With the plan in place, Merced applied for a California Zero Emissions Grant to help pay for the system. The grants were instituted following Gov. Edmund G. Brown Jr.’s call to reduce the state’s greenhouse gas emissions 40% below 1990 levels by 2030. Leah Brown, water conservation specialist for the city of Merced, received a call from the state saying Merced had received the grant for $2.5 million.
State supervisors in charge of the grant program saw the potential for the city’s combined water and energy savings resulting from the new infrastructure-free fixed network solution. Because no physical infrastructure was needed, the software platform and endpoints would help the utility decrease traditional AMR drive time and improve water consumption accuracy. The grant also ensured the city could implement it more quickly than anticipated.
In a little less than one year, the five-man crew headed by Carl Brown, lead worker, installed the 10,800 new meters and cellular endpoints in the previously unmetered service locations.
The water utility team often worked more than 50 hours per week to deploy the system. The crews maintained strict quality control of the installation project with minimal disruption to customers. They worked side-by-side with National Meter & Automation, which maintained real-time inventory and brought in products as needed. By using the water department staff to prepare and install the new meters and endpoints, Merced saved more than 35% of the cost to use an independent contractor.
Throughout the install, data was collected electronically, and the division’s IT department worked with Badger Meter to import the new meter data into the utility billing system. This reduced the amount of time needed to enter the data and eliminated the potential for data entry errors.
With Merced’s formerly unmetered services now fully functioning, and with recent upgrades to the already installed meters in summer 2017, city staff began to see the results of their efforts. Staff can review consumption data and work with customers that have higher than normal usage patterns to identify potential leaks.
Prior to implementing Beacon AMA, it could take the team up to 30 days to see leaks because it only read meters once per month. The water team now is finding and addressing leaks within 24 hours, saving time and money for the water utility and its customers. In fact, after installing the new system, the division found a 500 gal-per-hour leak and immediately fixed it.
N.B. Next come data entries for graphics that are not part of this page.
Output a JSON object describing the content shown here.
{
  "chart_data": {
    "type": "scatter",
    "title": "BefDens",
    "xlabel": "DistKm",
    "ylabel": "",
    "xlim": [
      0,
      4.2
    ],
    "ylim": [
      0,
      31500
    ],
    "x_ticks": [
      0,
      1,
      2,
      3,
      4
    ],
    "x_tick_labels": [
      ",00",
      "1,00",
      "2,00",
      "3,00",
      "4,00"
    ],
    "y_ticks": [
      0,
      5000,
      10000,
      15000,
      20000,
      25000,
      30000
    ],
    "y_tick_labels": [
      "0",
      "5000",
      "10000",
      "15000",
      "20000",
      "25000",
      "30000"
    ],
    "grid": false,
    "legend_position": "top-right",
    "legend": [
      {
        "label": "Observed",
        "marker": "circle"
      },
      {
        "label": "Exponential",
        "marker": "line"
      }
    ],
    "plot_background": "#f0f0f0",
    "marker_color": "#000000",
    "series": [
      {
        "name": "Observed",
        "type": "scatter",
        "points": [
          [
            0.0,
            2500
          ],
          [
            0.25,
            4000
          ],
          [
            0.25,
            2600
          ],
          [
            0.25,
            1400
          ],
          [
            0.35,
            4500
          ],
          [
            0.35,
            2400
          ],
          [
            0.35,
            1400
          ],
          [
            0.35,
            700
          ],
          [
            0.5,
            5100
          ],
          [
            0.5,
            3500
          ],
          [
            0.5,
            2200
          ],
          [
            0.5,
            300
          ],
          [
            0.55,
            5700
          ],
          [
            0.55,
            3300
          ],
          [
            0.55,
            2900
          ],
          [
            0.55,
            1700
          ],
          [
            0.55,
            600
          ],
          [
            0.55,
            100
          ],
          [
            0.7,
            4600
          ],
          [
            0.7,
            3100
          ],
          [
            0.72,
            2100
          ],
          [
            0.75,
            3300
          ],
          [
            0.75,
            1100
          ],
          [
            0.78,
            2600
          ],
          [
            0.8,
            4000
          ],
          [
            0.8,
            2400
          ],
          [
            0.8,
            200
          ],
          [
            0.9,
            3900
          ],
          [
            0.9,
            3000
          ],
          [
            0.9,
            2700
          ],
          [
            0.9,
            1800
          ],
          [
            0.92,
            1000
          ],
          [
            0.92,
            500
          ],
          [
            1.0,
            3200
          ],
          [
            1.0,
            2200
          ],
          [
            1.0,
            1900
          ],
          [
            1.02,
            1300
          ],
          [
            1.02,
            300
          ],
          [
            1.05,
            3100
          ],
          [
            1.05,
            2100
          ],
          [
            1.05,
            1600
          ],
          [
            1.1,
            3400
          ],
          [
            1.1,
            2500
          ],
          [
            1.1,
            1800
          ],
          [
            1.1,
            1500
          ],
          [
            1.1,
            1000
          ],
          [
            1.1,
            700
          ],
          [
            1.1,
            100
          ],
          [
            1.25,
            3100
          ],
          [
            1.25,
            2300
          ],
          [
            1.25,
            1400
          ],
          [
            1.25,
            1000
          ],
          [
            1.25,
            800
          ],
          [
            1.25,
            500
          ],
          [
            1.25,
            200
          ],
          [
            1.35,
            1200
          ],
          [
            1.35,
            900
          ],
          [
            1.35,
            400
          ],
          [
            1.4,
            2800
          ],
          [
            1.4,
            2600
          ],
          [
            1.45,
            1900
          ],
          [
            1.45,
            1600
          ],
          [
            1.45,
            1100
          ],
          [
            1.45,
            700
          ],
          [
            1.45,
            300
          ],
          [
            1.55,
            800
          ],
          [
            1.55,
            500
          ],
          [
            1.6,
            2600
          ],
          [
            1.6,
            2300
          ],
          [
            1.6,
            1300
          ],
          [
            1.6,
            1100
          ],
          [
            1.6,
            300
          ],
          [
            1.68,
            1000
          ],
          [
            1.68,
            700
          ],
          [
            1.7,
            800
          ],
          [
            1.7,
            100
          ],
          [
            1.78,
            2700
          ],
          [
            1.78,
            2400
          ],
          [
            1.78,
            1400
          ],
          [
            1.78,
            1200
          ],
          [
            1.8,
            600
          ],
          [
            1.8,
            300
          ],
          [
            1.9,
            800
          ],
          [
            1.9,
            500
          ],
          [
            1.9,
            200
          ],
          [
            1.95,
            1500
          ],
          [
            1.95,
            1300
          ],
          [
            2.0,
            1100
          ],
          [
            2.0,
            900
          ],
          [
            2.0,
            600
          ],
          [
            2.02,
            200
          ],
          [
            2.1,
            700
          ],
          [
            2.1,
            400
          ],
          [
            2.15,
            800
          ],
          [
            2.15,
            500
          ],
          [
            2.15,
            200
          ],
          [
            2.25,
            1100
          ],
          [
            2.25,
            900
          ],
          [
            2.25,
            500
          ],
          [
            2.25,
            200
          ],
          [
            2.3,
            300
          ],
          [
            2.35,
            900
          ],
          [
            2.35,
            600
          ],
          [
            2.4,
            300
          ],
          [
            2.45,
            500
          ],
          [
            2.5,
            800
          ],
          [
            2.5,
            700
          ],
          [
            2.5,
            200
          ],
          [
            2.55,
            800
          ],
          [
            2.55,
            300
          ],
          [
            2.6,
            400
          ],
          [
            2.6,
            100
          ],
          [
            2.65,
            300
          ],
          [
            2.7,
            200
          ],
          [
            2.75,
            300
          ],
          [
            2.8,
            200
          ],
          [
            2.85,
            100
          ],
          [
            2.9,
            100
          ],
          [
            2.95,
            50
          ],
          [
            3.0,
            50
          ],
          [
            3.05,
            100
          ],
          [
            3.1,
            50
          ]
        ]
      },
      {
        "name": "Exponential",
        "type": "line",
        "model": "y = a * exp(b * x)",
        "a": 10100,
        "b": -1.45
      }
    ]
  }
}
The utility team also has started using a new smartphone and tablet application called EyeOnWater. This tool is an added resource for real-time data capturing and improving customer service. Internally, the utility team is using the app and Beacon AMA to generate a real-time workload, so it no longer has to wait for the full meter reading cycle to occur. In addition, the utility showed customers how the application monitors their usage. Customers also can contact the team with questions.
The upgrades helped the city and its citizens exceed the state-mandated 36% reduction in water and energy consumption. Soon, customers also will be billed based on their actual usage rather than a flat rate because of the efficiencies and real-time metering capabilities provided by the utility’s new system. This increased insight into their water consumption has many of Merced’s water customers sharing positive feedback with the utility.
While Merced’s Water Supply Division continues to upgrade its system and introduce EyeOnWater to its customers, the technology is making an impact. Merced’s efforts are saving time and money, as well as preserving the environment through water and energy conservation.